Thursday, March 12, 2009

I want.

I want. Somewhere in the space between my ordinary Christian self and my longing to change I find that I am yearning for something more; something real and tangible. I want something that surpasses the demands of the Christianity I was spoon-fed as a child and that carries me to the feet of my Creator. An ambition such as this is certainly considered a noble dream; but I want more than a dream or another aspiration that one merely talks about but never gets around to acting on. This thing I so desperately desire is revolutionary.

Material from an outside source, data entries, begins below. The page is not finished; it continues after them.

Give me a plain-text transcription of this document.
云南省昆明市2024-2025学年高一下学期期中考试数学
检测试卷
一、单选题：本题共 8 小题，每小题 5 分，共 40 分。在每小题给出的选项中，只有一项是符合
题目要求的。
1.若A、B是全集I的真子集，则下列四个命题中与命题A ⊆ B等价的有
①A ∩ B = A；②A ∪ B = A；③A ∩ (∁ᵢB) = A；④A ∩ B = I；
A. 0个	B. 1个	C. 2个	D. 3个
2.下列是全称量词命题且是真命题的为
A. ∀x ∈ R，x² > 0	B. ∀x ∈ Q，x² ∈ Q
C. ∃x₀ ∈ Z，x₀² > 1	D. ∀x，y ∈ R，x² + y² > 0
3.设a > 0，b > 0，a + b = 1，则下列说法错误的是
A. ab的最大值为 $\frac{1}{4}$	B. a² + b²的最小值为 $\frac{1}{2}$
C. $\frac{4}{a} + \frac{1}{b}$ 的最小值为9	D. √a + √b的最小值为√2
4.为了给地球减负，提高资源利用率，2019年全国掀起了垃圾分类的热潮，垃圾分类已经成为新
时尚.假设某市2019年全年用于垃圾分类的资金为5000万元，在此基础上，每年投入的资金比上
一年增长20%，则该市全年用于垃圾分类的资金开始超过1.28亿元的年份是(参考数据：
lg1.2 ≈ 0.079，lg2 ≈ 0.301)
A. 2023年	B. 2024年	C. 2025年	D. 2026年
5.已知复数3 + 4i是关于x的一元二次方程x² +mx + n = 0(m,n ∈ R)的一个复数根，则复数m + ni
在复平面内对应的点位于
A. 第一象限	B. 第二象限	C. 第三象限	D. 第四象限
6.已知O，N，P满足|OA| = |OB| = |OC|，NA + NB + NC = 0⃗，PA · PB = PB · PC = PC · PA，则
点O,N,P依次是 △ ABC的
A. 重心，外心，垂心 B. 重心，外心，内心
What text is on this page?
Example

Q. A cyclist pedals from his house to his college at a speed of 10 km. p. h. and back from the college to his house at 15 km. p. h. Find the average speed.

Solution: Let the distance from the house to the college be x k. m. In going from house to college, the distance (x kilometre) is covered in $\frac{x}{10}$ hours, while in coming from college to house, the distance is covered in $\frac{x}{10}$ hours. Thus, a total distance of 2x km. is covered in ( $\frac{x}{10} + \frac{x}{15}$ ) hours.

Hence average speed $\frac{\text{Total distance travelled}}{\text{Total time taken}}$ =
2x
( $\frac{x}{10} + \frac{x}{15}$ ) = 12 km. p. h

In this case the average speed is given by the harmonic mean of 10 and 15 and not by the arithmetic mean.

It is revolutionary in the fact that it beckons us to change. Despite our carnal nature to please ourselves, this revolutionary life is lived to please Another. As we begin the revolutionary journey we can hear the cadence of His calling inviting us to be His beloved, and a romance with Him awakens us to a life of compassion. Oh if we would only learn to love the unlovable through the Creator’s eyes surely that would start a revolution. And in that kind of revolutionary life of compassion might we humble ourselves to find authenticity; an authenticity that leads us to genuinely know God and be known by Him.

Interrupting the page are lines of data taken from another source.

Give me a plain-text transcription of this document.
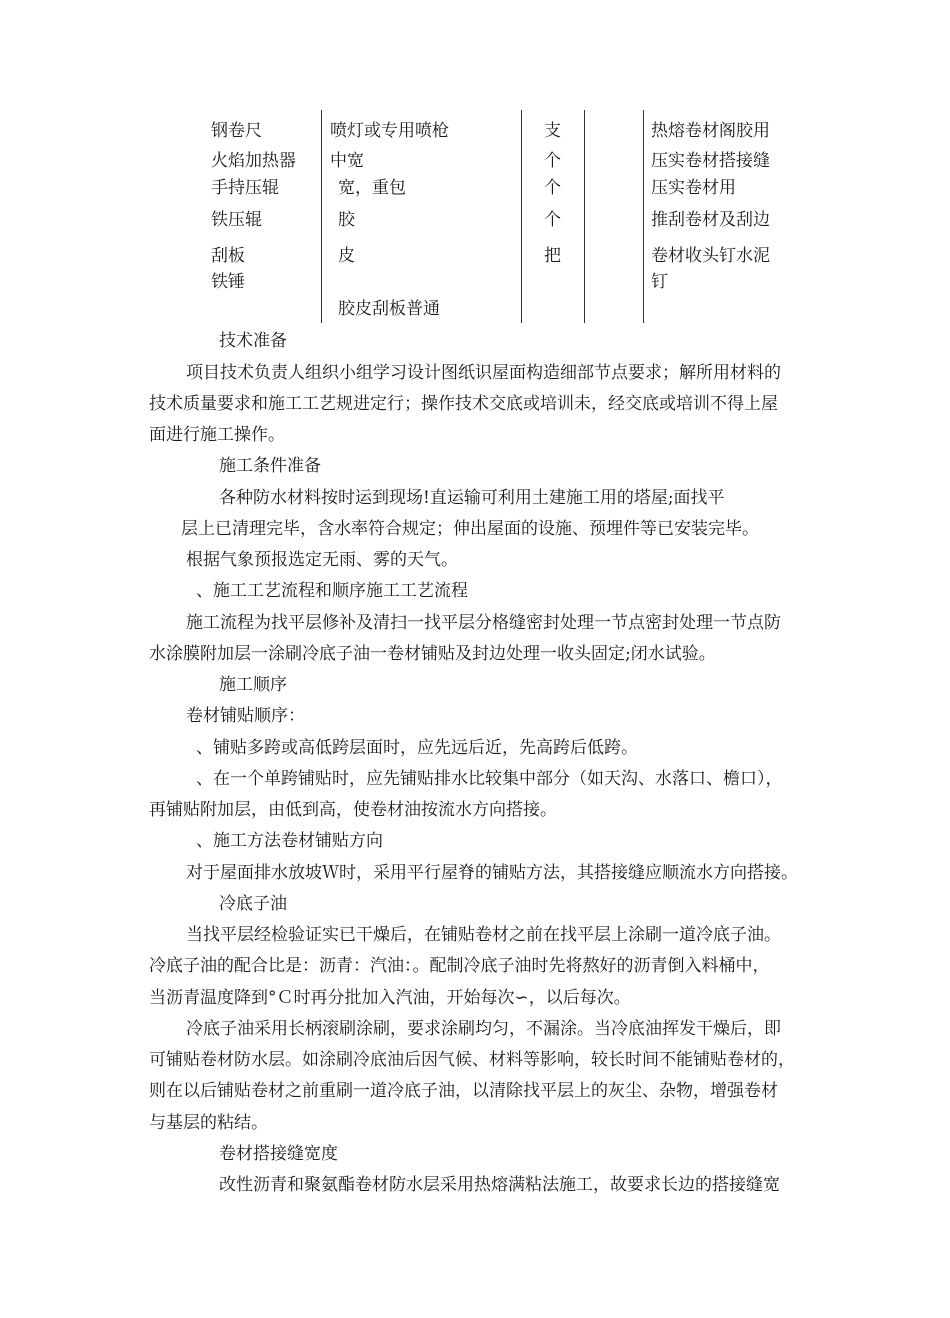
钢卷尺
火焰加热器
手持压辊
铁压辊
刮板
铁锤
喷灯或专用喷枪
中宽
宽，重包
胶
皮
胶皮刮板普通
支
个
个
个
把
热熔卷材阁胶用
压实卷材搭接缝
压实卷材用
推刮卷材及刮边
卷材收头钉水泥
钉
技术准备
项目技术负责人组织小组学习设计图纸识屋面构造细部节点要求；解所用材料的
技术质量要求和施工工艺规进定行；操作技术交底或培训未，经交底或培训不得上屋
面进行施工操作。
施工条件准备
各种防水材料按时运到现场!直运输可利用土建施工用的塔屋;面找平
层上已清理完毕，含水率符合规定；伸出屋面的设施、预埋件等已安装完毕。
根据气象预报选定无雨、雾的天气。
、施工工艺流程和顺序施工工艺流程
施工流程为找平层修补及清扫一找平层分格缝密封处理一节点密封处理一节点防
水涂膜附加层一涂刷冷底子油一卷材铺贴及封边处理一收头固定;闭水试验。
施工顺序
卷材铺贴顺序：
、铺贴多跨或高低跨层面时，应先远后近，先高跨后低跨。
、在一个单跨铺贴时，应先铺贴排水比较集中部分（如天沟、水落口、檐口），
再铺贴附加层，由低到高，使卷材油按流水方向搭接。
、施工方法卷材铺贴方向
对于屋面排水放坡Ｗ时，采用平行屋脊的铺贴方法，其搭接缝应顺流水方向搭接。
冷底子油
当找平层经检验证实已干燥后，在铺贴卷材之前在找平层上涂刷一道冷底子油。
冷底子油的配合比是：沥青：汽油：。配制冷底子油时先将熬好的沥青倒入料桶中，
当沥青温度降到°Ｃ时再分批加入汽油，开始每次∽，以后每次。
冷底子油采用长柄滚刷涂刷，要求涂刷均匀，不漏涂。当冷底油挥发干燥后，即
可铺贴卷材防水层。如涂刷冷底油后因气候、材料等影响，较长时间不能铺贴卷材的，
则在以后铺贴卷材之前重刷一道冷底子油，以清除找平层上的灰尘、杂物，增强卷材
与基层的粘结。
卷材搭接缝宽度
改性沥青和聚氨酯卷材防水层采用热熔满粘法施工，故要求长边的搭接缝宽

So if I must change to get this thing that I so earnestly want, why is it that so often I find myself battling, flanked by my desires and my actions? I become enthralled by my passion for something more yet my lack of action pushes me into a corner. I have become obsessed in the wanting yet in my pursuit I am left feeling dissatisfied. Paul wrote in Romans chapter seven “what I don't understand about myself is that I decide one way, but then I act another...” This dual life that Paul describes captures a reality that echoes in so many of us; the struggle toward our highest potential and the slipping into just doing. This struggle allows us to walk and obey God by faith; or it pushes us to walk in a way in which we hate, that doesn’t please God and makes a mockery out of potential.

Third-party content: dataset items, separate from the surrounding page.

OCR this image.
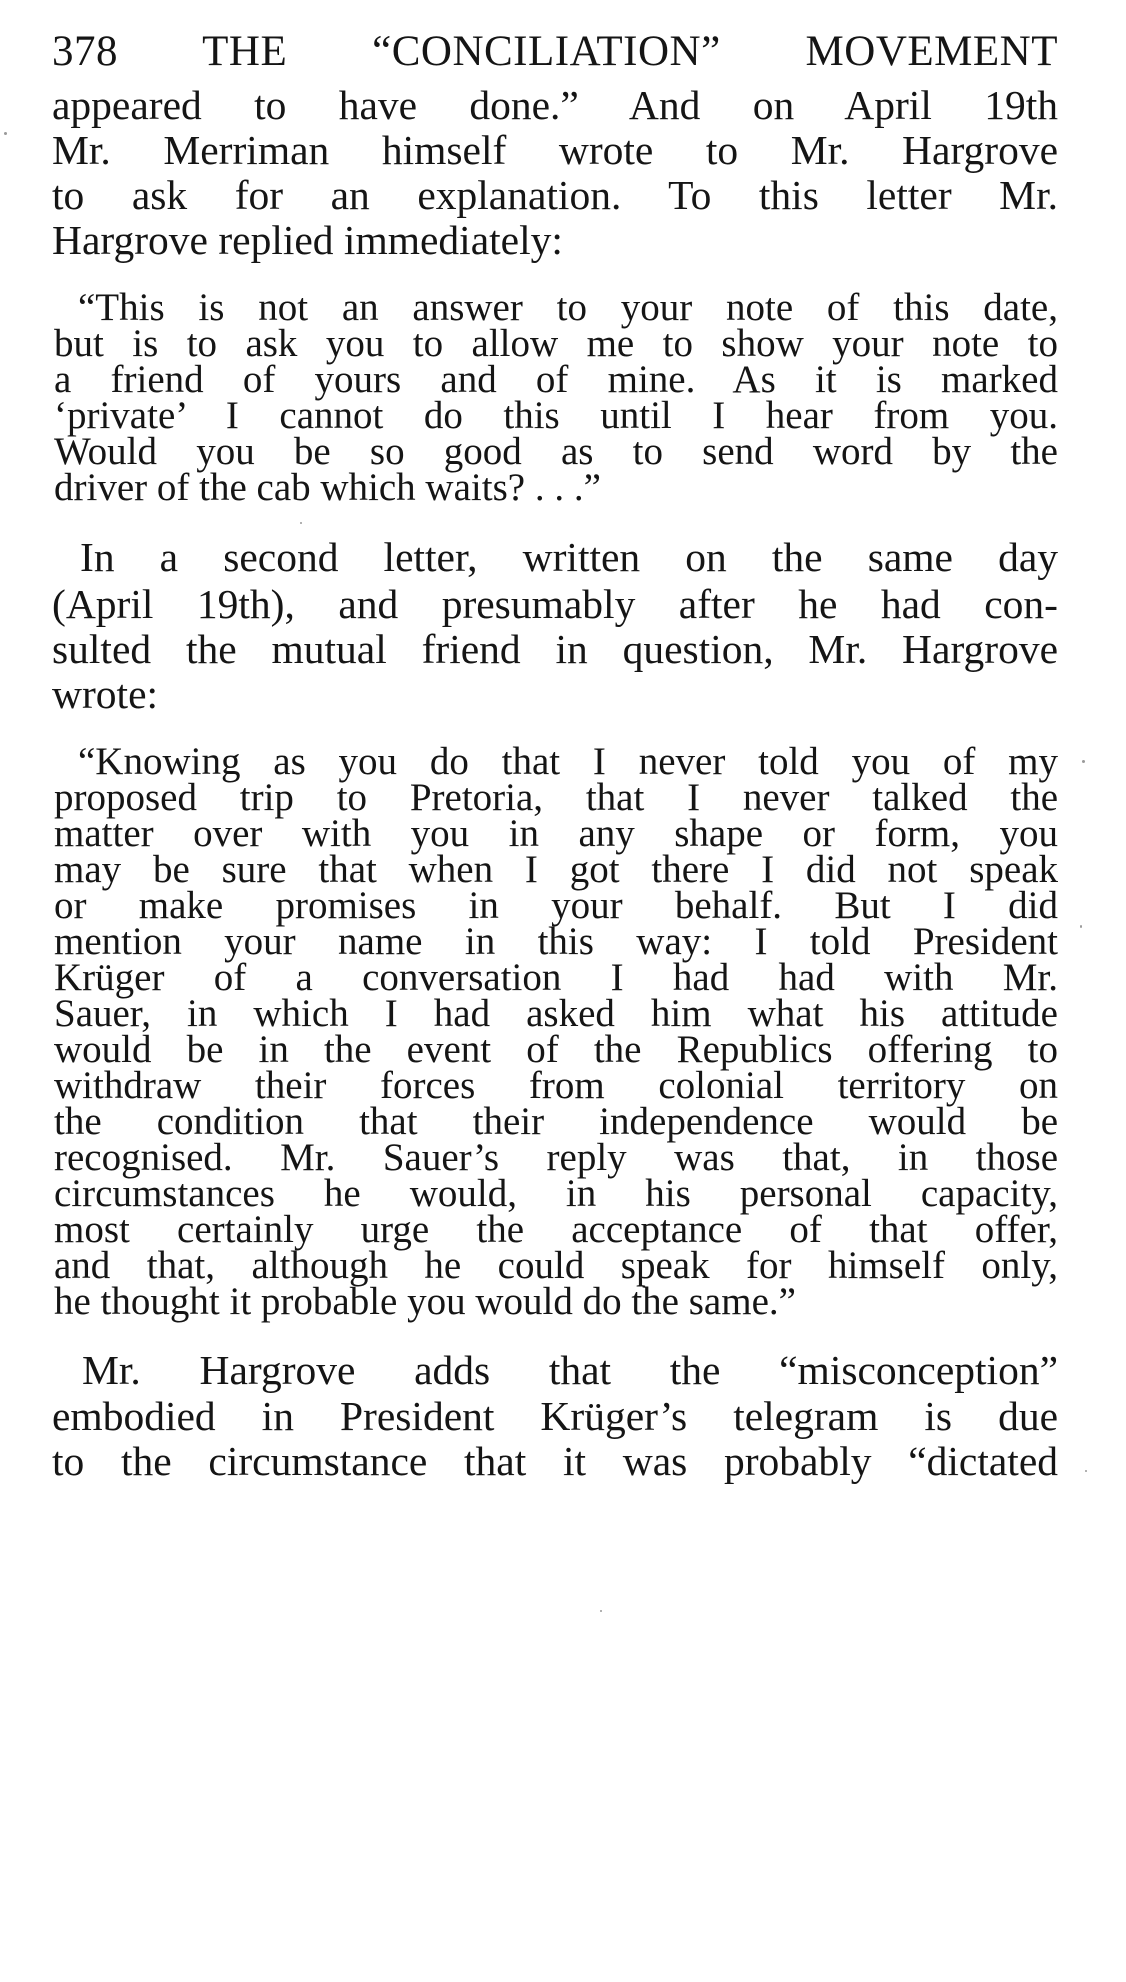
378 THE “CONCILIATION” MOVEMENT
appeared to have done.” And on April 19th
Mr. Merriman himself wrote to Mr. Hargrove
to ask for an explanation. To this letter Mr.
Hargrove replied immediately:
“This is not an answer to your note of this date,
but is to ask you to allow me to show your note to
a friend of yours and of mine. As it is marked
‘private’ I cannot do this until I hear from you.
Would you be so good as to send word by the
driver of the cab which waits? . . .”
In a second letter, written on the same day
(April 19th), and presumably after he had con-
sulted the mutual friend in question, Mr. Hargrove
wrote:
“Knowing as you do that I never told you of my
proposed trip to Pretoria, that I never talked the
matter over with you in any shape or form, you
may be sure that when I got there I did not speak
or make promises in your behalf. But I did
mention your name in this way: I told President
Krüger of a conversation I had had with Mr.
Sauer, in which I had asked him what his attitude
would be in the event of the Republics offering to
withdraw their forces from colonial territory on
the condition that their independence would be
recognised. Mr. Sauer’s reply was that, in those
circumstances he would, in his personal capacity,
most certainly urge the acceptance of that offer,
and that, although he could speak for himself only,
he thought it probable you would do the same.”
Mr. Hargrove adds that the “misconception”
embodied in President Krüger’s telegram is due
to the circumstance that it was probably “dictated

So in this place between my desire for a revolution and my struggle against my actions I will press on. I will trust that my craving for more was not created simply for the purpose of feeling hunger pangs, but that I was destined to feel this way so that I may know the joy of being filled with what is good. And I will find hope in the fact that the Spirit of God is arousing us from within, and that these hunger pangs that we feel are but a foretaste of the glorious plan God has in store.